You know, I think that's why I feel it is OK to eat meat, because animals do it too, and if it's good enough for them it's good enough for me. That and the fact that I just don't see pigs, cows and chickens as family. Anyway, Leisa and I were not what I considered the "best" of friends, but we did remain friends for the whole year. I actually got more laughs from her other friend, Denise. But Denise was about a year or so younger than me. Leisa and I were about the same age. I think she was slightly older than me though. Leisa also had this boy that she was just crazy about named Ken, and he was a year younger too. I still remember what he looked like. He was short (probably due to his age), had straight, dark hair, and large blue eyes and freckles. He had something of a sense of humor too. What was funny about all this was that Ken actually looked like the Ken dolls, only he was a kid. While Leisa looked somewhat similar to a Barbie doll. The only off thing about Leisa was she had a rather large nose. Not like Barbie's nose at all. Leisa had what can only be described as a classic Roman profile. But everything else about her matched. That is until she cut her hair. She looked different after she cut her hair short, didn't look like herself at all. Took me a while to get used to her looking like that, when I was so much more used to seeing her with long hair and a ponytail.
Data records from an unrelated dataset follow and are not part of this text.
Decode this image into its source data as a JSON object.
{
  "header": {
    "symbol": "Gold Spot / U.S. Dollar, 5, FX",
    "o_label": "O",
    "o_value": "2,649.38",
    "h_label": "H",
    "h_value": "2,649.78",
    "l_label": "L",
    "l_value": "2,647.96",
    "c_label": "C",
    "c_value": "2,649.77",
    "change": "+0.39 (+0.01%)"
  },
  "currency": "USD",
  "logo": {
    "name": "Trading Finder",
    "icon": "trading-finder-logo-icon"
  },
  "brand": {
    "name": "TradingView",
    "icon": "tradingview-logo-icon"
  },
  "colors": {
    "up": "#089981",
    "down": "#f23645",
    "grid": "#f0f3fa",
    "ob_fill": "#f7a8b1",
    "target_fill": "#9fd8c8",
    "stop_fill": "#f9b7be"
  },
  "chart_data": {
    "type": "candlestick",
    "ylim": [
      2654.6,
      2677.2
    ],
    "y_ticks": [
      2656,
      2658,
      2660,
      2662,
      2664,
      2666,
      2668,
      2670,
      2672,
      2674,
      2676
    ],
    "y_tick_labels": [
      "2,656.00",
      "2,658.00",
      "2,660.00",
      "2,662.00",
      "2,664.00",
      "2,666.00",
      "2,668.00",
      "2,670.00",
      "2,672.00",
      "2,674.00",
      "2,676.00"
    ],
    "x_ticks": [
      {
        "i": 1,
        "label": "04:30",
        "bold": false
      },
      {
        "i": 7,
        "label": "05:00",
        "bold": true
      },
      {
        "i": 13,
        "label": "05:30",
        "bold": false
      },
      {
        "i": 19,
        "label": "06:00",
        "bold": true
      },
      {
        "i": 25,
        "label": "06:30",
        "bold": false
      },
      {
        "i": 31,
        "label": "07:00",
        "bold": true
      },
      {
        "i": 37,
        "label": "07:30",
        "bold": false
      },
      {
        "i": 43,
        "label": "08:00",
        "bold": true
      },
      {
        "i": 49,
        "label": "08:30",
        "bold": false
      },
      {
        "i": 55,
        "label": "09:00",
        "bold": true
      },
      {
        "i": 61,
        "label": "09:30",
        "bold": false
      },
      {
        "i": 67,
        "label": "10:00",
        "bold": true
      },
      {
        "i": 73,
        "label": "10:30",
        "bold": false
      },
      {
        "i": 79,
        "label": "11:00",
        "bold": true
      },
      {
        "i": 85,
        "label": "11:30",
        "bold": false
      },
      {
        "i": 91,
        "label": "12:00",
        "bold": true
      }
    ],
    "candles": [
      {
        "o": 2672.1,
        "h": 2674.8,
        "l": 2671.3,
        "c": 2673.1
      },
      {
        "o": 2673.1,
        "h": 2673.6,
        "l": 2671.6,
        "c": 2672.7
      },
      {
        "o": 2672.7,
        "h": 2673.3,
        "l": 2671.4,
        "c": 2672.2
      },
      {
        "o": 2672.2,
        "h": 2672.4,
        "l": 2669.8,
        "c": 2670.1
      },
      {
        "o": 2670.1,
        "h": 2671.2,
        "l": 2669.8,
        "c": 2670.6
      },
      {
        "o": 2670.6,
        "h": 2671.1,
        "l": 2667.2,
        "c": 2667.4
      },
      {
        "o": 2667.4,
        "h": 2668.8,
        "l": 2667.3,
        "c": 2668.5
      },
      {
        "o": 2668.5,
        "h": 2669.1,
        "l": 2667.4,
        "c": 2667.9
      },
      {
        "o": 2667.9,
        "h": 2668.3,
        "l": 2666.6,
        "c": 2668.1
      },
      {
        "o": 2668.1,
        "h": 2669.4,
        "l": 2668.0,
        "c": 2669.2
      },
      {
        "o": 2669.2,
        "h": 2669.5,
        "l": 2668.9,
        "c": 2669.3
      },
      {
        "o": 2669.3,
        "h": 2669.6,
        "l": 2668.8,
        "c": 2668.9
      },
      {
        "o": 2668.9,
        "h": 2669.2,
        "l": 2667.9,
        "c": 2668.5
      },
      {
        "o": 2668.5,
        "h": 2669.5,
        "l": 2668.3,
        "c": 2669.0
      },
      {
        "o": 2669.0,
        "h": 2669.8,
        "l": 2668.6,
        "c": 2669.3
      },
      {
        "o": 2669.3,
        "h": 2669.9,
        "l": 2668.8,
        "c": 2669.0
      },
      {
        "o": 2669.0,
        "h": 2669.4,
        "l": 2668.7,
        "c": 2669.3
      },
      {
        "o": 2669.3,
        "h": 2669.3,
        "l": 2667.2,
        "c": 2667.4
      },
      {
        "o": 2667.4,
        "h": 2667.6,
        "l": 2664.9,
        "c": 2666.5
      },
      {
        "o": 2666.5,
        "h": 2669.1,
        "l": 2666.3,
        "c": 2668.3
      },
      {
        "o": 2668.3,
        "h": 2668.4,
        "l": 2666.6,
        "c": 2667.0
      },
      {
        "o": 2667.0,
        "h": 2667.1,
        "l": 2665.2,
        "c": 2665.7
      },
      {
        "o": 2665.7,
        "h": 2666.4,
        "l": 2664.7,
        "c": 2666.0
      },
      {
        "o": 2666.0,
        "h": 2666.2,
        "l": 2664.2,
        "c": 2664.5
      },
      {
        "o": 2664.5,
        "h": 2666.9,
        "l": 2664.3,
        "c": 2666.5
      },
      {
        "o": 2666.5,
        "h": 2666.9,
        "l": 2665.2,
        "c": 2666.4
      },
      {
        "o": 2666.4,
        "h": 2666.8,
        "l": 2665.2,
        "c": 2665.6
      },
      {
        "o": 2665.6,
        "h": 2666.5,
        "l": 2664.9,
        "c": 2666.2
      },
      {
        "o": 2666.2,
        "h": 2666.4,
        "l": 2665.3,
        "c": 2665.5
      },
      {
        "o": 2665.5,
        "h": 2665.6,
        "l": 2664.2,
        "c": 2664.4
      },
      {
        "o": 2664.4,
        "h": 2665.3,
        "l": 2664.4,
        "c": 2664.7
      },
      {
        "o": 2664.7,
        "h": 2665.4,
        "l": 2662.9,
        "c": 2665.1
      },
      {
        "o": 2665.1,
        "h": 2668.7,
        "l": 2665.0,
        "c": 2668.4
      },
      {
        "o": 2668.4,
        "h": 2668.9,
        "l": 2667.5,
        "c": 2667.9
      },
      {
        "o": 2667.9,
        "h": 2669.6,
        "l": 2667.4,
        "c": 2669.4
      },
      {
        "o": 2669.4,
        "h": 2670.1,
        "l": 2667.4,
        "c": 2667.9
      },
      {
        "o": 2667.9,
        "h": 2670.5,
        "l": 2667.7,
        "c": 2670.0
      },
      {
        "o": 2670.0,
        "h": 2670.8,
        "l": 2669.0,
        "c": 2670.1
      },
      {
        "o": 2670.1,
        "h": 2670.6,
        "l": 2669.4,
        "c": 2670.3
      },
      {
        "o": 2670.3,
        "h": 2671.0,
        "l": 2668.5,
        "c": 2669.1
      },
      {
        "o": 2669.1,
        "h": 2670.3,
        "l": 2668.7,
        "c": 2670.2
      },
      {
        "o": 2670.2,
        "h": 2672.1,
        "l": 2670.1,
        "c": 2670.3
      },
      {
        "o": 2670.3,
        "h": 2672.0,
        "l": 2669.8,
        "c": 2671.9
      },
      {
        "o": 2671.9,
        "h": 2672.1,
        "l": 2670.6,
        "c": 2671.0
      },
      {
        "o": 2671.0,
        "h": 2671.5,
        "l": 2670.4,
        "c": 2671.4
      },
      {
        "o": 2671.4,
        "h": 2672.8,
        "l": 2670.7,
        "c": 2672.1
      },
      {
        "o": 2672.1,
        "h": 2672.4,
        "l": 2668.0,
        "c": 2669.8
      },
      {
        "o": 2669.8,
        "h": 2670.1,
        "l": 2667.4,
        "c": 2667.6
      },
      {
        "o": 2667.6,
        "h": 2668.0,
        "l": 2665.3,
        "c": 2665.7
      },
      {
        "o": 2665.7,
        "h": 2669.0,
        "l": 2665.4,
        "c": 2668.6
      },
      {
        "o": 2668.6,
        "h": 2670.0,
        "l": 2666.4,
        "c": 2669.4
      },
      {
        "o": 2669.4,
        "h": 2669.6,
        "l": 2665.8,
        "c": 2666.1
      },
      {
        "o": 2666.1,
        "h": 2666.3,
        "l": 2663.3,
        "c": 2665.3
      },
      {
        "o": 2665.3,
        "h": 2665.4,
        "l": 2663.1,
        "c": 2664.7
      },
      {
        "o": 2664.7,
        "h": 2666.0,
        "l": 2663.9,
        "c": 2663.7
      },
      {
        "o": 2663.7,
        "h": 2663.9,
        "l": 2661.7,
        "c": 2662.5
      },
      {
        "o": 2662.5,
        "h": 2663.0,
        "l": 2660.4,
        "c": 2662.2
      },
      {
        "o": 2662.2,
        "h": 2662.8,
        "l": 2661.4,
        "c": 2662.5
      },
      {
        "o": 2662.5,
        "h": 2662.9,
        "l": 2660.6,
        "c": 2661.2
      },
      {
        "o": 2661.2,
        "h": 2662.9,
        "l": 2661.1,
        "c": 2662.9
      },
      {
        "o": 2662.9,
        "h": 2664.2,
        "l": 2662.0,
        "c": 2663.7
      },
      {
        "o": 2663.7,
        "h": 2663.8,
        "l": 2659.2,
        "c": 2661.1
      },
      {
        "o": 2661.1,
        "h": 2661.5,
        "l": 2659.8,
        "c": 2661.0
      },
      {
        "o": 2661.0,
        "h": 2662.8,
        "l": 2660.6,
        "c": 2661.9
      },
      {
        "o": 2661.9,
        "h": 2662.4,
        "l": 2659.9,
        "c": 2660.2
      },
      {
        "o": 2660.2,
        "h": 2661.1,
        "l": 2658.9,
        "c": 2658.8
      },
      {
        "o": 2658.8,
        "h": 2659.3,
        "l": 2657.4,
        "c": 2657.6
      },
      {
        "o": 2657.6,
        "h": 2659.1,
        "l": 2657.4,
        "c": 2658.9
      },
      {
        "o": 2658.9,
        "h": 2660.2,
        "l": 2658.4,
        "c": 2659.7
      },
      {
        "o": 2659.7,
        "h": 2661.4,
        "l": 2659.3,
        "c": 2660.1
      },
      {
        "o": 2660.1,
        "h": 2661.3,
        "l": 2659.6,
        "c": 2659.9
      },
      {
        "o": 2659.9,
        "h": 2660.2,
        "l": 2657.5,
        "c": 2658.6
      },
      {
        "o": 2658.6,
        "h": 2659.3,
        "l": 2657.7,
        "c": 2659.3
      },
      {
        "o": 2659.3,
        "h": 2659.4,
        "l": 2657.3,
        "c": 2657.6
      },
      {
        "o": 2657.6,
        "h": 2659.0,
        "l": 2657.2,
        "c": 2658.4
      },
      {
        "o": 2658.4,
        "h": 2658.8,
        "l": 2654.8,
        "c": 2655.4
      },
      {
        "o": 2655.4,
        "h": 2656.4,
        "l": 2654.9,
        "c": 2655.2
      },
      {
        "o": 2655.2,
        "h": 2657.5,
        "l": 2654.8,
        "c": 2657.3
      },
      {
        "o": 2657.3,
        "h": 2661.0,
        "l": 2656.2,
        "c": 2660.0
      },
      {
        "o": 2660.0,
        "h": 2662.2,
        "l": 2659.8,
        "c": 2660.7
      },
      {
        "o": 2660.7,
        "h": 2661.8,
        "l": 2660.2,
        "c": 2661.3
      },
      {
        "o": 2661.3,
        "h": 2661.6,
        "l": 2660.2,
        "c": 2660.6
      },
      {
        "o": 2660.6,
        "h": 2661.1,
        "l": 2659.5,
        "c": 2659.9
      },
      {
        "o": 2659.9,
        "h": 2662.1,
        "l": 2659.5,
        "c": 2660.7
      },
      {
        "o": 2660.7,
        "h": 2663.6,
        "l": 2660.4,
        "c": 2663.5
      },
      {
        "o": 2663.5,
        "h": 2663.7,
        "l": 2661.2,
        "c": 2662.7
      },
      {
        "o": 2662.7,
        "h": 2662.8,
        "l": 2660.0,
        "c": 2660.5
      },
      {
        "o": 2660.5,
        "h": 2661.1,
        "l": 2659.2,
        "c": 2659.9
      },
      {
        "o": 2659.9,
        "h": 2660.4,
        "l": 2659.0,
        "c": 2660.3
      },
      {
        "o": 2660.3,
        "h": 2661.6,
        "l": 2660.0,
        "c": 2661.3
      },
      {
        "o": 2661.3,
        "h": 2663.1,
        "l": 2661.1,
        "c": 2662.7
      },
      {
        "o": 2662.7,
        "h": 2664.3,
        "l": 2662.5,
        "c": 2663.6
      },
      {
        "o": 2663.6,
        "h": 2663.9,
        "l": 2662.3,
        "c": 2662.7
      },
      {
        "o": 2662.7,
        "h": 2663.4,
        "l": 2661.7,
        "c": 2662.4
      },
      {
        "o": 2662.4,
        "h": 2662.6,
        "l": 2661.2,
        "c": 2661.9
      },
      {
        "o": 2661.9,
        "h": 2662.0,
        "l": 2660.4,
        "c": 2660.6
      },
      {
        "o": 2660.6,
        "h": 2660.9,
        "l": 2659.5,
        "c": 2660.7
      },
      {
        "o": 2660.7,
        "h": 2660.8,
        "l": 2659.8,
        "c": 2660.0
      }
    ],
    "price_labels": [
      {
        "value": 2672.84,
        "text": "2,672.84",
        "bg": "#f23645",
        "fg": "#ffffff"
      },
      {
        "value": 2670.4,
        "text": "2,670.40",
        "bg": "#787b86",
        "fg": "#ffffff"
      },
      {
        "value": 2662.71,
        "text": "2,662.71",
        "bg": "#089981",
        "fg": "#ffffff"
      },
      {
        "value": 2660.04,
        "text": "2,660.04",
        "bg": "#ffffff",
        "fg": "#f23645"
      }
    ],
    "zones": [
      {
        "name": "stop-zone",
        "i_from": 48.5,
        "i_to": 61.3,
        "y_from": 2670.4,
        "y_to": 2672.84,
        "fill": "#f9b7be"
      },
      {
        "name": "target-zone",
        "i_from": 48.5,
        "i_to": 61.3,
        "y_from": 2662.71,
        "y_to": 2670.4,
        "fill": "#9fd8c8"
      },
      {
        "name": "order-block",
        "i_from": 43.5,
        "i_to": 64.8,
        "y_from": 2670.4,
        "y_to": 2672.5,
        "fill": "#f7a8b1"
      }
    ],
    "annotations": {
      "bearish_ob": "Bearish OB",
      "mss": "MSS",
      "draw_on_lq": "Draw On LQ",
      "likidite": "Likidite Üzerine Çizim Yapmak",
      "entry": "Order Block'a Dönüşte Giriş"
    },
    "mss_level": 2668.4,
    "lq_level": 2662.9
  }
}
By the time I got used to Leisa's new look, she was ready to go to another school. I felt terrible when she was getting ready to leave. I didn't think I'd ever see her again. But you know something? I think I was wrong about that! Back in 2001, I took my gang of dogs walking around this lake that was located in this park I used to visit a lot. It was a somewhat overcast day out, but it was rather warm too, which was unusual for that time of the year. Just as I drove up, got my dogs all leashed up, and was about to begin my walk with them, this blond woman, and a dark haired man got out of their car about 100 feet away from me. The woman shouted "You're a sight for sore eyes!" to me. I chuckled a bit and began my walk. I was stopped by this little elderly man whom I think was the woman's father. He fell in love with one of my dogs, a papillon named Lucy. Lucy brought him so much joy, he actually had tears in his eyes. Anyway, I stood there and talked to him for a while, and we were talking about dogs. He told me he used to breed shelties. The whole time I kept thinking about the blond woman and he said that was her daughter. She looked so familiar to me! I didn't say much about that, but the whole time I was talking to her father, I kept thinking about how familiar she looked. Even the young guy she was with looked somewhat familiar to me. Yet I could not quite place them. That is until halfway into the conversation, the father told me that his last name is Belle. THEN I remembered where I'd seen that woman before. When we were little girls. LOL! Then I recognized that classic roman profile of her's! She still had it to this day! That woman had to be Leisa!

Her father was a very nice guy! I liked him. Leisa never did stop to talk to me, so I never mentioned to her, or her father, that she looked familiar to me. I do remember one time when I crossed paths with her and this guy she was with, whom I assumed was Ken, as I was walking around the lake, they both stopped to pet the dogs. But they did not talk to me, though Ken managed a smile at me. I did hear Leisa say to Ken about Lucy, "We've got to see how we can get this dog from her." I just stood silently smiling, thinking "You can offer me $1 million, you still would never get this dog from me!" I didn't say it out loud though. I was waiting for one of them to say something first. I think Leisa did recognize me, but like me just didn't want to say anything. Sometimes I think maybe I should have said something. At least ask if she is the same person. Then at least I would have known for sure. I don't think though that I really needed to ask. My eyes and memory told me she was the same person. She no longer looked like Barbie. She had put on some weight if I remember correctly. But to me, she'll always just be Leisa. Well, that's probably the last time I'll ever see her in my life. But it was kinda cool seeing her just once again. Proves that this world is a small world!